Impromptu for Ron Silliman [ballade]
Much of life is happenstance
while destiny & ambitoun joust
some are Proust & some are Faust
comedy might look askance
certidude could bear the cost?
still it was a fine romance
happy gleams the second chance
(much is gained if little lost)
by the whelm when blithely tossed
oceanic lethal dance?
neither lackey'd nor yet bossed
yes it was a fine romance
many moved away to France
others hovered like a ghost
were the words correctly glossed?
youth & its impertinence!
rocks are lovely when they're mossed
and it was a fine romance
like a skateboard choosing chance
down the hillside by the coast
often guest & sometimes host
vernal lost in dalliance
diurnally undone (no boast)
though it be a fine romance
hurried (more a jog than dance)
worried (always almost toast)
later fodder for the roast
(everything is circumstance)
not yet giving up the ghost
this you dub a fine romance?
chill a spell the wide expanse
opens often mellows most
some are sober some are sauced
(distinctions leached of difference)
here's the doorbell have you flossed?
oh it was a fine romance!
[Inspired or occasioned by Silliman's bit of reminiscence and musing here; (though content of the ballade perhaps draws more from my own imagination than from detailed consideration of Silliman's (or others') career per se). I dub this a ballade, as it's close in feeling (for me) to Villon's; I've not yet bothered to check to what degree the form is on or off from that hoary & exquisite model.]

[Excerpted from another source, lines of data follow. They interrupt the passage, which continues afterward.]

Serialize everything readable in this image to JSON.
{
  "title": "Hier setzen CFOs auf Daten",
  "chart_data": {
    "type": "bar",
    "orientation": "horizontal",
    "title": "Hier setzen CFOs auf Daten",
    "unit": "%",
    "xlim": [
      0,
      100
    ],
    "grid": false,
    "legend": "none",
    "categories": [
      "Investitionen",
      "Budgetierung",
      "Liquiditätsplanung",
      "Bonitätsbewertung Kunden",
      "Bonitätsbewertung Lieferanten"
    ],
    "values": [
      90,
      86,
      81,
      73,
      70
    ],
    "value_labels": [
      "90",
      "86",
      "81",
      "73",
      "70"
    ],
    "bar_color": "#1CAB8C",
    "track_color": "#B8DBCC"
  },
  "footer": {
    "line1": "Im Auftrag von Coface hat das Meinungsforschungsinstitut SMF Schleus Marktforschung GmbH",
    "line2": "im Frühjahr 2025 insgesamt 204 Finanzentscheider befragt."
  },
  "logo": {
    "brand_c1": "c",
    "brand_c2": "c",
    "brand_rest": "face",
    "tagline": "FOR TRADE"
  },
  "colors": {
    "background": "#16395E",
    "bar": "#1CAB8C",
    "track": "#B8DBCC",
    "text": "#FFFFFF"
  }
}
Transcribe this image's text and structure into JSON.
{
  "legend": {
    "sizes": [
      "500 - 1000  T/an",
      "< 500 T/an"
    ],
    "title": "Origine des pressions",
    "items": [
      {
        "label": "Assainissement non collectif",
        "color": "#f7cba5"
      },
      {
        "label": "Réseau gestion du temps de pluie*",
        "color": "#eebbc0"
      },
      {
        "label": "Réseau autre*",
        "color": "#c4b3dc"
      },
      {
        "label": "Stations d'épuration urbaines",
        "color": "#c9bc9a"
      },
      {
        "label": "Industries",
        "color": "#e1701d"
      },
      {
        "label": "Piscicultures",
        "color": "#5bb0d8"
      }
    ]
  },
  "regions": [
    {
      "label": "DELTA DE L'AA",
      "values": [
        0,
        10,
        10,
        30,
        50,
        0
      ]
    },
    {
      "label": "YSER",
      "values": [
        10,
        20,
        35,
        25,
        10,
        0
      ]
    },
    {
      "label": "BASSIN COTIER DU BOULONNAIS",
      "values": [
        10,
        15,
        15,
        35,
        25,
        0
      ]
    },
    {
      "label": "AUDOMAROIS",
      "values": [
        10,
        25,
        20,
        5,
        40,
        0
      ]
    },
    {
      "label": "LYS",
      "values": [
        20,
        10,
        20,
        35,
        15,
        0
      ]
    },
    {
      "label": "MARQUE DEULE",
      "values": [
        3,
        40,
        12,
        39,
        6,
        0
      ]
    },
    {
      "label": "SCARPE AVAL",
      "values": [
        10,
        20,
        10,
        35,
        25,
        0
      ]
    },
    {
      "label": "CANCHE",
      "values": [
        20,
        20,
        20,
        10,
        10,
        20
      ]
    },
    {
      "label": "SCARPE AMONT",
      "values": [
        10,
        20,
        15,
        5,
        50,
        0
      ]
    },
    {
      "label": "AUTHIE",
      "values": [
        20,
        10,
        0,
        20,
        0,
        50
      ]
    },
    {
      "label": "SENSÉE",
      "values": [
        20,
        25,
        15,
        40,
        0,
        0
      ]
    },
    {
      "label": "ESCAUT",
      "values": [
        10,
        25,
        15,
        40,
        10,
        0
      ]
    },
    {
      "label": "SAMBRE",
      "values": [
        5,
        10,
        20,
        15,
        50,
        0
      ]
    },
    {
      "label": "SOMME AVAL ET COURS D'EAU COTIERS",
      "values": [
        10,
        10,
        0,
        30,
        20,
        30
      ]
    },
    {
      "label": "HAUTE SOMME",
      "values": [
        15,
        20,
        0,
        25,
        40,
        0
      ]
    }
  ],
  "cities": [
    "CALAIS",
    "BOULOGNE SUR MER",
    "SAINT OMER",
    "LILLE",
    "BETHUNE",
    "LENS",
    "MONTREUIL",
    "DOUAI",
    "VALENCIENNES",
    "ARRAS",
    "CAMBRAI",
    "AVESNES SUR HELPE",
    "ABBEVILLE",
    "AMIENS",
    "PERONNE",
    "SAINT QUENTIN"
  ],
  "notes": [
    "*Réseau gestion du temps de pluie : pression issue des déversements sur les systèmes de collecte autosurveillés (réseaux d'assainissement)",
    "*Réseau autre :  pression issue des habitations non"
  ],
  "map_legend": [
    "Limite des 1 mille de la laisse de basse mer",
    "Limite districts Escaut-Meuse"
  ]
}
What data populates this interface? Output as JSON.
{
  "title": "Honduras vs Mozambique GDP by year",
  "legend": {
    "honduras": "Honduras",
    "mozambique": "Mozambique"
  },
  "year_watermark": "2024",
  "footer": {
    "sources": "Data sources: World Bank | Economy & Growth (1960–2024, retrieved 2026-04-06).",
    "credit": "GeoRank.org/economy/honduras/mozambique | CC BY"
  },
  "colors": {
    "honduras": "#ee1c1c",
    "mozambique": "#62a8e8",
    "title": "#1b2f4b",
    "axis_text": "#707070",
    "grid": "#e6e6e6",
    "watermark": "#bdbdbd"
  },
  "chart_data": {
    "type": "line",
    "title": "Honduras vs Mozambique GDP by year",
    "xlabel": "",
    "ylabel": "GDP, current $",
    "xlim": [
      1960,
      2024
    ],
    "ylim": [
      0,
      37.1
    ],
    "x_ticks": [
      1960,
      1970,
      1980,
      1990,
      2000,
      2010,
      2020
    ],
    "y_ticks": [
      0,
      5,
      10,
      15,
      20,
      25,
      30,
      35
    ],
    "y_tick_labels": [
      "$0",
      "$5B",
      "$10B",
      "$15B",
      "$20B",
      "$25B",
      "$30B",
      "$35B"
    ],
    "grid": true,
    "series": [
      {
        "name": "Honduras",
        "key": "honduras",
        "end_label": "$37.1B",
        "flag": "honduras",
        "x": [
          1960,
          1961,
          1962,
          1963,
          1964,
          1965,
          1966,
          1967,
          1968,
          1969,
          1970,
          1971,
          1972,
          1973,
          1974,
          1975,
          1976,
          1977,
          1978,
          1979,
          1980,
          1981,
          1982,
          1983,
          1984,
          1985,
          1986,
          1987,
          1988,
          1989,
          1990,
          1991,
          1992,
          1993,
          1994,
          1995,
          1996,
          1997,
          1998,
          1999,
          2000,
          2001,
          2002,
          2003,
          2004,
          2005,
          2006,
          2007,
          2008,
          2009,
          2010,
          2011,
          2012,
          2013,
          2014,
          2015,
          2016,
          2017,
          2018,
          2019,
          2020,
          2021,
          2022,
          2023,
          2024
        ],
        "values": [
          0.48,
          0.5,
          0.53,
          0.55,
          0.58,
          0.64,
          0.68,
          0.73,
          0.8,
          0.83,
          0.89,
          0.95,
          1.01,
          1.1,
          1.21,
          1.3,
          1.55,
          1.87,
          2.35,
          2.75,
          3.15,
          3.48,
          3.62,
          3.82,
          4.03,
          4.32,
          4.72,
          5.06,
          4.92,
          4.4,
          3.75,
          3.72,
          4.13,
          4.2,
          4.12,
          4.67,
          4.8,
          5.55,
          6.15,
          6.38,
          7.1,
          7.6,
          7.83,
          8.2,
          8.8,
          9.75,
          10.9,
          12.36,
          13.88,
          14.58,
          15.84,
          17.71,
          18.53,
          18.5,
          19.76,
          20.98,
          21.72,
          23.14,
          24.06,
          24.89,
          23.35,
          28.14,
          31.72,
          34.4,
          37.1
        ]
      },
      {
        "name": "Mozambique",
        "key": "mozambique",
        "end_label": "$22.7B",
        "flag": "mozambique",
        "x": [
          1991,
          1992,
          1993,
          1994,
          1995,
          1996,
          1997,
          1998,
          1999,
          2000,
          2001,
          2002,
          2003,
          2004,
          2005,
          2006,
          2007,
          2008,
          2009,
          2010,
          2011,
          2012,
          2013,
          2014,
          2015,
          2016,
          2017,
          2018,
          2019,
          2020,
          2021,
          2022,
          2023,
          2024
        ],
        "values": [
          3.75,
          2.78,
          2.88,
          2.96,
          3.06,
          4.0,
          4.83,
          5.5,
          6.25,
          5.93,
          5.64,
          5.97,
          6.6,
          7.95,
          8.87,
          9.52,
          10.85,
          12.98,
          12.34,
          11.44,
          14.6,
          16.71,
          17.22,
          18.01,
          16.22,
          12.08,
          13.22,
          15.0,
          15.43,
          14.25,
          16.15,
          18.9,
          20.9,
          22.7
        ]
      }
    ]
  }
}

choosing chance : I borrow this phrase from the late composer/poet Lou Harrison (an utterance, not something he wrote, far as I'm aware). When I chatted with him in the aisle at the Brooklyn Academy of Music (early 1990s I guess, at premiere of his "final symphony,"), I made some passing mention of John Cage. Harrison quipped (alluding to Cage's well-known focus on chance operations):
I'd rather chance a choice than choose a chance.Now both of those venerables have exited the stage.